Hebrew College is closed until May 1 for Passover. Chag Sameach!

Community Blog A Tale of Two Countries

By Rabbi Michael Shire

I was privileged to lead the High Holy Day services again this year at the Oxford Jewish Community in Great Britain. The OJC is unique in Europe in having a single community with multiple “minyanim,” including a regular Orthodox, Masorti and Liberal Jewish service on Shabbat and Hagim.

The community incorporates members from “town and gown” as well as students studying at the various Oxford colleges. A modern synagogue building has been designed to enable different minyanim to pray in parallel and then to join for kiddush or break fast, etc. The community does not employ a rabbi by design, and so most services in all minyanim are conducted by laypeople. However, there are numerous rabbis in the community, including eminent scholars of Judaism as part of the Oxford University faculty as well as university rabbinic student chaplains.

For the High Holy Days, I led the non-Orthodox minyan utilizing the British liberal “Machzor Ruach Hadashah.” The Orthodox minyan is led by Clive Lawton, a well-known Jewish educator and activist who was one of the founders of the Limmud organization. For the first time ever in British Jewish history, we conducted a joint Orthodox-progressive Yom Kippur “shiur” on the theme of pluralism.

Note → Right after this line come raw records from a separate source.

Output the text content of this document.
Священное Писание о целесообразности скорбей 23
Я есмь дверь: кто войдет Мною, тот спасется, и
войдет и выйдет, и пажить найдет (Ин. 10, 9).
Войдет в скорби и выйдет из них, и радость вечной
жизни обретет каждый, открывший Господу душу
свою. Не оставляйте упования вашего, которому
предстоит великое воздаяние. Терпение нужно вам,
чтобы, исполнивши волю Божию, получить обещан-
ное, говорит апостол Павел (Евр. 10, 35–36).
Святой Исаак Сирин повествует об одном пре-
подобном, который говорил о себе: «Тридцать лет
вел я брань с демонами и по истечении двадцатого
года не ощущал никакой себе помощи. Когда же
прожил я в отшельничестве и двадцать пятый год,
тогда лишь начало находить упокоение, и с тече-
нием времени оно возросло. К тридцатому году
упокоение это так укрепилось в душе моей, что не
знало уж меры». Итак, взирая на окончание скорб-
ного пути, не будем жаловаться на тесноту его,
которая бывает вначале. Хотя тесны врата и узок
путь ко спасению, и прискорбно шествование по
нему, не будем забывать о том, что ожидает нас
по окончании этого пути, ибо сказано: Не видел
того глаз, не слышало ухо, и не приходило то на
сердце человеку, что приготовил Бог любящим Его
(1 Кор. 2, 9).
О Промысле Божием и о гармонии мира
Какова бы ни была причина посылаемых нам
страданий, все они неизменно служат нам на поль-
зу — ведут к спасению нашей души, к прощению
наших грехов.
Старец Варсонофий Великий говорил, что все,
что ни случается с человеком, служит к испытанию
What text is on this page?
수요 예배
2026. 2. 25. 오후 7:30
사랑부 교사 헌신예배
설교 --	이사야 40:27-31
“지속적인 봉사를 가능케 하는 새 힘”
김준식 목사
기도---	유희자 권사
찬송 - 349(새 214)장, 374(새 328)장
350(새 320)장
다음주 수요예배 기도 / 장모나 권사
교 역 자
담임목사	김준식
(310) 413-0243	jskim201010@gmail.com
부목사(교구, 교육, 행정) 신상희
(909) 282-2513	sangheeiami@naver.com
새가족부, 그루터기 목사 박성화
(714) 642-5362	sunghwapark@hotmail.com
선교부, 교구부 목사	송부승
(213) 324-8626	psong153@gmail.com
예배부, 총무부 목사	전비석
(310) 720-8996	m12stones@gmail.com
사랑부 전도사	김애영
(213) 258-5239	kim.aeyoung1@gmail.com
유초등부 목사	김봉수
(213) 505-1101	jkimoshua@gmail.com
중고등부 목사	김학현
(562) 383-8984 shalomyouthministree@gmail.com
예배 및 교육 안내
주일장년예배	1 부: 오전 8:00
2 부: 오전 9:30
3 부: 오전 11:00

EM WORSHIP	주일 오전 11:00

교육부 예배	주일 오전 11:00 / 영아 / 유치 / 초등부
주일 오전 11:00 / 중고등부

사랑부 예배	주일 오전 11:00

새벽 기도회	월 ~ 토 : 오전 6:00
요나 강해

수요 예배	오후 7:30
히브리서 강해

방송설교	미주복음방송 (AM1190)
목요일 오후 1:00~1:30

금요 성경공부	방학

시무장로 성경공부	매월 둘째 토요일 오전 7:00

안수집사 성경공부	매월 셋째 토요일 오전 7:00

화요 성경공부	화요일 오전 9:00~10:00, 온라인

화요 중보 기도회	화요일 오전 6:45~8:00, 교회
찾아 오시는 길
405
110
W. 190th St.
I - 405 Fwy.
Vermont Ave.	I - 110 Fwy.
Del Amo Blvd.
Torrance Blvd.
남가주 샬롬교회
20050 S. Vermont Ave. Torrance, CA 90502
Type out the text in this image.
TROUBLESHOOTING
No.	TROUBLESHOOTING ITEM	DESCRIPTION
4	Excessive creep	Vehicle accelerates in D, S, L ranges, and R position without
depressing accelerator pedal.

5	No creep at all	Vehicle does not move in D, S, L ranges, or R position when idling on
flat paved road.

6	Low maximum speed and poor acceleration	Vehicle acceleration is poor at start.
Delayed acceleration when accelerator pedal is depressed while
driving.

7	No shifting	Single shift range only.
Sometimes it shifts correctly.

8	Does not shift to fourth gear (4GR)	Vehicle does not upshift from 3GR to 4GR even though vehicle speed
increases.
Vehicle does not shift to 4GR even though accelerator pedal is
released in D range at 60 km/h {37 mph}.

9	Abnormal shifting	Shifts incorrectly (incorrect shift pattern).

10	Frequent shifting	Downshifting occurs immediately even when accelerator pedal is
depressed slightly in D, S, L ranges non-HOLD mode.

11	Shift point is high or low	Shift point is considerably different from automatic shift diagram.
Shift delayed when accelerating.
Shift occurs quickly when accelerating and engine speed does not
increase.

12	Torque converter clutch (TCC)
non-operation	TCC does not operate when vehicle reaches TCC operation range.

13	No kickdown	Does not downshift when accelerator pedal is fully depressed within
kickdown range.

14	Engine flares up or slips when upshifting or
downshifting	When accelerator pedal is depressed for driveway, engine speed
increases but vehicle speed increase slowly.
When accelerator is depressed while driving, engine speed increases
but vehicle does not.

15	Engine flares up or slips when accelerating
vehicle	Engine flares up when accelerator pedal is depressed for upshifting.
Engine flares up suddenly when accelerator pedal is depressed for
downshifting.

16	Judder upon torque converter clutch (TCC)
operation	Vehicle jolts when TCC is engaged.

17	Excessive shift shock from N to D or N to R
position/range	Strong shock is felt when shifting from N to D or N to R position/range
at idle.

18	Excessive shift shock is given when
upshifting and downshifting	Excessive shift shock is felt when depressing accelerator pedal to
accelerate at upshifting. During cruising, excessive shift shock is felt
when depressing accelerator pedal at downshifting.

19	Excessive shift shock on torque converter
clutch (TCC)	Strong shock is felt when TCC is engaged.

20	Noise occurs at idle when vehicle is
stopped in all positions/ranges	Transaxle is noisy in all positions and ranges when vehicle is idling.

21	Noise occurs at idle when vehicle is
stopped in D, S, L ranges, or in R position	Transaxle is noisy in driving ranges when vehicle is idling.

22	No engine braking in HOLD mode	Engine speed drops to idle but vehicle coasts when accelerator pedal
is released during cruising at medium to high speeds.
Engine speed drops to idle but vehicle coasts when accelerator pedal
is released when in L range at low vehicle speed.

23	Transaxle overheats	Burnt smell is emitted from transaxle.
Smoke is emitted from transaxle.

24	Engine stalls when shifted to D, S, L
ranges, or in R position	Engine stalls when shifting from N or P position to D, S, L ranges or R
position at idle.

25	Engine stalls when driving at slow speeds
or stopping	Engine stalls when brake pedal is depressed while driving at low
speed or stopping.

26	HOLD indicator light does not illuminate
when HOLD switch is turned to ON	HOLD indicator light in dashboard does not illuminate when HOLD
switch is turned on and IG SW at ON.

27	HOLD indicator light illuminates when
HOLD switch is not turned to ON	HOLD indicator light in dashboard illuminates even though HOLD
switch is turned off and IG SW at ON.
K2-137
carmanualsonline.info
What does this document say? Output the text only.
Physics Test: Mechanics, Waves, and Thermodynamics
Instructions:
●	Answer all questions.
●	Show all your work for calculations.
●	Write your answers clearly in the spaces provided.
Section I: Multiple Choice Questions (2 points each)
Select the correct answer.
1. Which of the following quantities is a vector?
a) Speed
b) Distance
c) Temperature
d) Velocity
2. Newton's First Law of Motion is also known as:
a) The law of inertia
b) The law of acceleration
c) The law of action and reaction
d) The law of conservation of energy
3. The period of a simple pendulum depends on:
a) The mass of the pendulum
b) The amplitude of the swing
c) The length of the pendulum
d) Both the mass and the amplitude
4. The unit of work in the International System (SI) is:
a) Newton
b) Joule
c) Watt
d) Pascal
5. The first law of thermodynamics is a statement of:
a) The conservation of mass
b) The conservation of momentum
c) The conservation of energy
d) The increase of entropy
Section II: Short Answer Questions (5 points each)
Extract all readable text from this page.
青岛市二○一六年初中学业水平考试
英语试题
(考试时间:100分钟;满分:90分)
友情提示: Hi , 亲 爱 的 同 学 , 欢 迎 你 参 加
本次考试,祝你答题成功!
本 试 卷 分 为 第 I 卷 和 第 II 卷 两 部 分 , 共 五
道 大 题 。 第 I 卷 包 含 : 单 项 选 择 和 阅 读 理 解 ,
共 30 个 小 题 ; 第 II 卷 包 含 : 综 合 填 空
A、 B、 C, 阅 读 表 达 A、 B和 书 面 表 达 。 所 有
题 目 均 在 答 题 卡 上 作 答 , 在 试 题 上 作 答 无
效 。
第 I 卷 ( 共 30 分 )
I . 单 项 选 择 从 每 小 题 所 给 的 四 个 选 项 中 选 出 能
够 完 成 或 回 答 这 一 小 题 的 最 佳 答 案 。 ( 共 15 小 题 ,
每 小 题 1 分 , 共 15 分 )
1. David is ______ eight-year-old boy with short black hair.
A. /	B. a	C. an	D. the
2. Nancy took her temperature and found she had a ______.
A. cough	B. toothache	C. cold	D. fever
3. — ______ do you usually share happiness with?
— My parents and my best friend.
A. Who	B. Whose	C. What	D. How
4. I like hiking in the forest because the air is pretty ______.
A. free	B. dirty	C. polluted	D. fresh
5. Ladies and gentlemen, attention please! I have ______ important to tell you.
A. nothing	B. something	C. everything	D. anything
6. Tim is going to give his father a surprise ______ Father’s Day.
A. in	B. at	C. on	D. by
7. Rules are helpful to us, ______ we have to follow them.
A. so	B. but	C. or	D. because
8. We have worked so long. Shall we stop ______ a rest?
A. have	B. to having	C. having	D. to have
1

I am grateful to President Lehmann for providing me with various texts from our tradition that illustrated the various types of pluralism. Clive Lawton gave his own three categories: the washing-powder type of pluralism where everything is packaged differently but it really is all the same; the Western medicine model, where Western-trained doctors generally hold that Western medicine is effective and “true” and Eastern medicine is ineffective but harmless; and the Parliamentarian model, where reasoned and vigorous debate between opposing ideologies is the only way to find resolution to good governance.

Oxford University and its glittering spires, historic hushed Bodleian Library, classic lecture theaters and the Blackwell’s bookshop was contrasted for me by my visit between Rosh Hashanah and Yom Kippur to our partner college in Israel, the Pardes Institute. Located on the second floor (above a car dealership) of a modern Jerusalem building, Pardes is a busy hive of a different kind of study. Here, “havruta” is the norm, with students studying in the beit midrash, in the dining room, in the basement – wherever two chairs and a table can be found.

The warm audible buzz of the beit midrash resounds with students discussing the texts while using the textual resources scattered around them (including on their smartphones!). Then, suddenly, the room is transformed into a house of prayer as a “mechitzah” is pulled across and “minchah” begins with an option for an egalitarian minyan next door, to which the majority of the women and a handful of men go. In smooth succession, the room becomes a house of study once more, and as if without break, study and prayer are intermingled in the hearts and minds of students and teachers.

Reflections on both Western and Hebrew styles of learning reminds me of the pluralism within learning. There is a qualitative difference, but is there a judgment about which one is better or more refined?

The Hebrew concept of study as an interpretative collaborative endeavor based on close reading of a text is becoming something that even our schools and colleges here are keen to expand. The critical scholarship and Wissenschaft study of 20th-century learning has certainly influenced our study of Torah, liturgy and rabbinic literature. Could we now say we are studying and praying “oxford b’yerushalayim”? At least we can affirm with Talmud Eruvin 13b: “These and these are the words of the Living God.”